We weren’t the only ones getting reorganized and recovering. Our local Commonwealth friends spent quite a bit of time in Whitefish as well. We found them on the corner lawn going thru all their gear. They said they sent a combined 20 pounds home. Young folks from Washington State sent home 15 pounds from their Bob trailers.


In early afternoon we found ourselves in Columbia Falls, Montana. Yes, only 10 miles down the road, where it started raining. After waiting over a hour for it to stop, Don found an Air BnB for a reasonable price and checked us in. Bunks tonight.



Could be a zero day


Tough day yesterday, lots of climbing, lots of dust on the road. Not to mention heat was probably somewhere between 99 and 100 and we’re only at about 4000 feet. We did manage 60 miles, actually 62 miles, yesterday but today we got 60 miles of them off the map.


It was hard not to jump into this lake at the top half called Red Meadow Lake, we still had 22 miles down into Whitefish, Montana. Whitefish is evidently a recreation town of less than 10,000. Lots of trophy homes along the lake and very small downtown area.
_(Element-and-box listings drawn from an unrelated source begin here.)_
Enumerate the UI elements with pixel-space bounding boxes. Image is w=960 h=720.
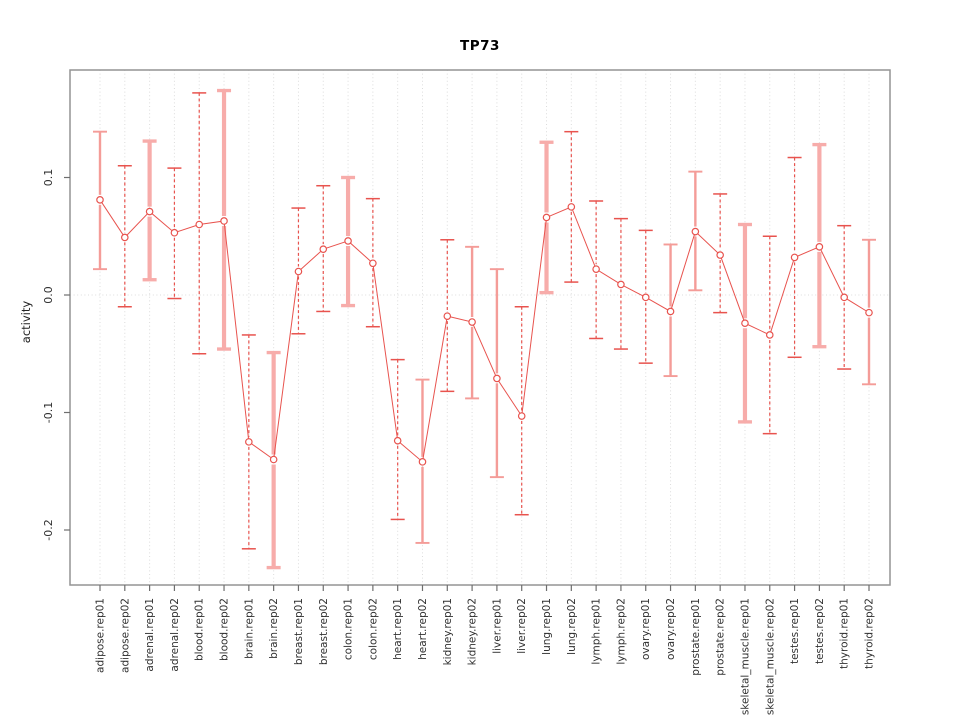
data-point [121, 233, 129, 242]
x-tick-label: breast.rep02 [318, 598, 330, 665]
data-point [145, 207, 154, 216]
x-tick-label: testes.rep02 [814, 598, 826, 664]
x-tick-label: brain.rep01 [243, 598, 255, 659]
y-tick-label: -0.1 [42, 402, 55, 423]
x-tick-label: kidney.rep02 [467, 598, 479, 665]
x-tick-label: colon.rep01 [343, 598, 355, 660]
data-point [493, 374, 501, 383]
x-tick-label: testes.rep01 [789, 598, 801, 664]
data-point [319, 245, 328, 253]
data-point [741, 319, 749, 328]
x-tick-label: blood.rep01 [194, 598, 206, 661]
x-tick-label: lymph.rep02 [615, 598, 627, 665]
data-point [641, 293, 650, 302]
data-point [294, 267, 303, 276]
data-point [418, 458, 427, 466]
x-tick-label: blood.rep02 [219, 598, 231, 661]
data-point [517, 412, 526, 420]
chart-title: TP73 [460, 38, 500, 54]
x-tick-label: heart.rep01 [392, 598, 404, 660]
data-point [865, 308, 873, 317]
data-point [691, 227, 700, 236]
x-tick-label: heart.rep02 [417, 598, 429, 660]
x-tick-label: adrenal.rep02 [169, 598, 181, 672]
x-tick-label: skeletal_muscle.rep02 [764, 598, 776, 715]
x-tick-label: lung.rep02 [566, 598, 578, 655]
data-point [269, 455, 278, 464]
x-tick-label: adrenal.rep01 [144, 598, 156, 672]
x-tick-label: brain.rep02 [268, 598, 280, 659]
y-axis-label: activity [19, 300, 33, 344]
x-tick-label: ovary.rep02 [665, 598, 677, 660]
data-point [716, 251, 724, 259]
x-tick-label: liver.rep01 [491, 598, 503, 654]
data-point [170, 228, 179, 237]
x-tick-label: adipose.rep01 [95, 598, 107, 673]
x-tick-label: thyroid.rep02 [864, 598, 876, 669]
data-point [393, 436, 402, 445]
x-tick-label: ovary.rep01 [640, 598, 652, 660]
data-point [765, 331, 774, 339]
x-tick-label: prostate.rep01 [690, 598, 702, 676]
series-line [99, 199, 870, 463]
data-point [195, 220, 204, 229]
data-point [443, 312, 452, 320]
y-tick-label: 0.0 [42, 286, 55, 304]
data-point [666, 307, 675, 316]
data-point [245, 438, 253, 446]
x-tick-label: lung.rep01 [541, 598, 553, 655]
plot-border [69, 69, 891, 586]
x-tick-label: liver.rep02 [516, 598, 528, 654]
data-point [815, 243, 824, 251]
x-tick-label: breast.rep01 [293, 598, 305, 665]
x-tick-label: prostate.rep02 [715, 598, 727, 676]
data-point [840, 293, 848, 302]
y-tick-label: -0.2 [42, 519, 55, 540]
x-tick-label: lymph.rep01 [591, 598, 603, 665]
data-point [344, 237, 352, 245]
data-point [790, 253, 799, 262]
x-tick-label: adipose.rep02 [119, 598, 131, 673]
x-tick-label: skeletal_muscle.rep01 [739, 598, 751, 715]
data-point [220, 217, 228, 225]
data-point [592, 265, 600, 273]
data-point [369, 259, 377, 268]
x-tick-label: thyroid.rep01 [839, 598, 851, 669]
x-tick-label: kidney.rep01 [442, 598, 454, 665]
data-point [96, 196, 104, 204]
x-tick-label: colon.rep02 [367, 598, 379, 660]
data-point [617, 280, 625, 289]
data-point [567, 203, 576, 211]
y-tick-label: 0.1 [42, 169, 55, 187]
data-point [468, 318, 476, 326]
data-point [542, 213, 551, 222]
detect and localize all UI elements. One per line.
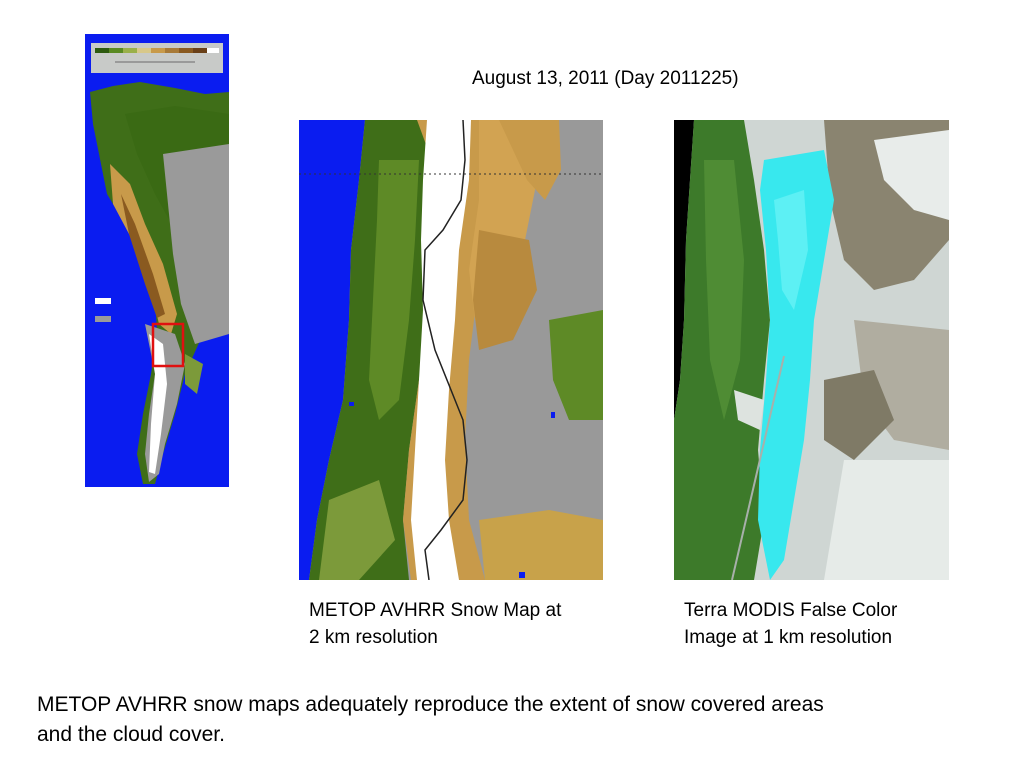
- modis-caption-line1: Terra MODIS False Color: [684, 600, 898, 621]
- ocean-region: [299, 120, 365, 580]
- snow-legend-swatch: [95, 298, 111, 304]
- south-america-overview-map: [85, 34, 229, 487]
- conclusion-line1: METOP AVHRR snow maps adequately reprodu…: [37, 693, 824, 716]
- conclusion-text: METOP AVHRR snow maps adequately reprodu…: [37, 690, 937, 750]
- avhrr-snow-map: [299, 120, 603, 580]
- map-legend: [91, 43, 223, 73]
- avhrr-caption: METOP AVHRR Snow Map at 2 km resolution: [309, 597, 609, 651]
- avhrr-caption-line2: 2 km resolution: [309, 627, 438, 648]
- slide-date-title: August 13, 2011 (Day 2011225): [472, 68, 739, 89]
- cloud-legend-swatch: [95, 316, 111, 322]
- conclusion-line2: and the cloud cover.: [37, 723, 225, 746]
- avhrr-caption-line1: METOP AVHRR Snow Map at: [309, 600, 562, 621]
- swath-boundary-line: [731, 355, 785, 580]
- study-area-highlight-box: [151, 322, 185, 368]
- snow-cover-region: [758, 150, 834, 580]
- modis-false-color-image: [674, 120, 949, 580]
- modis-caption-line2: Image at 1 km resolution: [684, 627, 893, 648]
- snow-cover-region: [411, 120, 471, 580]
- international-border-line: [422, 120, 468, 580]
- modis-caption: Terra MODIS False Color Image at 1 km re…: [684, 597, 984, 651]
- continent-landmass: [90, 82, 229, 484]
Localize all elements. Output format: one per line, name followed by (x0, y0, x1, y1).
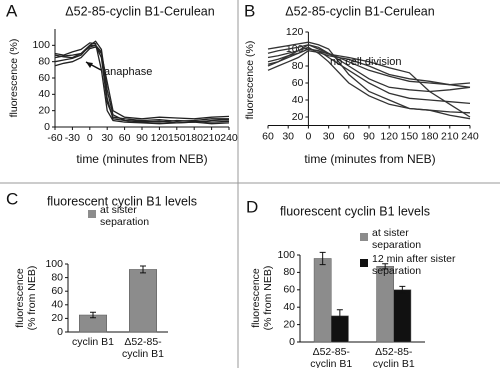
y-axis-label: (% from NEB) (262, 266, 274, 331)
panel-label: B (244, 1, 255, 20)
x-tick-label: 180 (421, 130, 439, 142)
x-tick-label: cyclin B1 (72, 336, 114, 348)
error-bar (140, 265, 146, 274)
trace (54, 42, 230, 125)
x-tick-label: Δ52-85- (375, 346, 413, 358)
x-tick-label: -30 (65, 132, 80, 144)
y-tick-label: 100 (277, 249, 295, 261)
y-tick-label: 60 (283, 284, 295, 296)
y-axis-label: fluorescence (14, 268, 26, 328)
legend-swatch (360, 259, 368, 267)
x-tick-label: 210 (441, 130, 459, 142)
y-axis-label: fluorescence (%) (8, 39, 20, 118)
legend-label-box: at sister separation (372, 227, 422, 251)
y-tick-label: 80 (292, 60, 304, 72)
y-tick-label: 120 (286, 26, 304, 38)
panel-label: A (6, 1, 18, 20)
x-tick-label: 30 (282, 130, 294, 142)
panel-label: D (246, 197, 258, 216)
x-tick-label: 180 (185, 132, 203, 144)
legend-label-box: 12 min after sister separation (372, 253, 456, 277)
y-tick-label: 0 (57, 326, 63, 338)
chart-title: Δ52-85-cyclin B1-Cerulean (285, 4, 434, 18)
y-tick-label: 40 (51, 299, 63, 311)
y-tick-label: 40 (292, 94, 304, 106)
y-tick-label: 20 (51, 312, 63, 324)
x-tick-label: 30 (101, 132, 113, 144)
x-tick-label: Δ52-85- (124, 336, 162, 348)
x-tick-label: 60 (343, 130, 355, 142)
bar (129, 269, 157, 333)
legend-label: at sister separation (100, 204, 150, 228)
x-tick-label: 240 (220, 132, 238, 144)
trace (267, 44, 471, 93)
trace (267, 48, 471, 118)
x-axis-label: time (minutes from NEB) (76, 152, 207, 166)
y-tick-label: 40 (38, 88, 50, 100)
error-bar (319, 251, 326, 266)
legend-label-box: at sister separation (100, 204, 150, 228)
x-axis-label: time (minutes from NEB) (304, 152, 435, 166)
y-axis-label: fluorescence (%) (244, 41, 256, 120)
x-tick-label: 120 (151, 132, 169, 144)
bar (313, 258, 332, 343)
x-tick-label: -60 (47, 132, 62, 144)
y-tick-label: 60 (292, 77, 304, 89)
panel-label: C (6, 189, 18, 208)
error-bar (90, 311, 96, 319)
error-bar (399, 285, 406, 294)
y-tick-label: 40 (283, 301, 295, 313)
x-tick-label: 0 (87, 132, 93, 144)
error-bar (382, 263, 389, 270)
x-tick-label: 150 (168, 132, 186, 144)
x-tick-label: 30 (323, 130, 335, 142)
y-tick-label: 80 (38, 55, 50, 67)
y-tick-label: 80 (283, 266, 295, 278)
legend-swatch (88, 210, 96, 218)
x-tick-label: 240 (461, 130, 479, 142)
trace (267, 46, 471, 120)
y-tick-label: 0 (44, 121, 50, 133)
x-tick-label: 0 (305, 130, 311, 142)
x-tick-label: 90 (136, 132, 148, 144)
x-tick-label: 150 (401, 130, 419, 142)
chart-title: fluorescent cyclin B1 levels (47, 194, 197, 208)
x-tick-label: 120 (380, 130, 398, 142)
y-tick-label: 0 (289, 336, 295, 348)
legend-label: 12 min after sister separation (372, 253, 456, 277)
chart-title: fluorescent cyclin B1 levels (280, 204, 430, 218)
bar (393, 289, 412, 343)
trace (267, 48, 471, 105)
y-tick-label: 60 (38, 72, 50, 84)
x-tick-label: 60 (119, 132, 131, 144)
y-tick-label: 20 (283, 318, 295, 330)
x-tick-label: 90 (363, 130, 375, 142)
x-tick-label: 210 (203, 132, 221, 144)
legend-label: at sister separation (372, 227, 422, 251)
y-tick-label: 20 (292, 111, 304, 123)
x-tick-label: cyclin B1 (122, 348, 164, 360)
chart-title: Δ52-85-cyclin B1-Cerulean (65, 4, 214, 18)
y-tick-label: 100 (45, 258, 63, 270)
y-tick-label: 100 (32, 39, 50, 51)
y-tick-label: 80 (51, 271, 63, 283)
annotation: no cell division (330, 56, 402, 68)
error-bar (336, 309, 343, 323)
x-tick-label: cyclin B1 (310, 358, 352, 368)
y-tick-label: 60 (51, 285, 63, 297)
y-tick-label: 20 (38, 104, 50, 116)
trace (267, 50, 471, 88)
x-tick-label: cyclin B1 (373, 358, 415, 368)
y-axis-label: fluorescence (250, 268, 262, 328)
x-tick-label: Δ52-85- (313, 346, 351, 358)
y-axis-label: (% from NEB) (26, 266, 38, 331)
annotation: anaphase (104, 66, 152, 78)
trace (54, 46, 230, 120)
legend-swatch (360, 233, 368, 241)
arrow-head (86, 62, 93, 68)
x-tick-label: 60 (262, 130, 274, 142)
trace (54, 44, 230, 123)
We found a restaurant specializing in pork before we even looked for a place to lie down. Grilled pork salad went down with 3 16-ounce tumblers of water.


The hardest part of the day is gone climbing is riding with a semi-flat tire. A slow grind, it had to be pumped four times in 60 miles. Don says, “should’ve been 10 times”. He tried fixing it once we got to town on a picnic table, no joy. Now it’s on the bike stand shown above.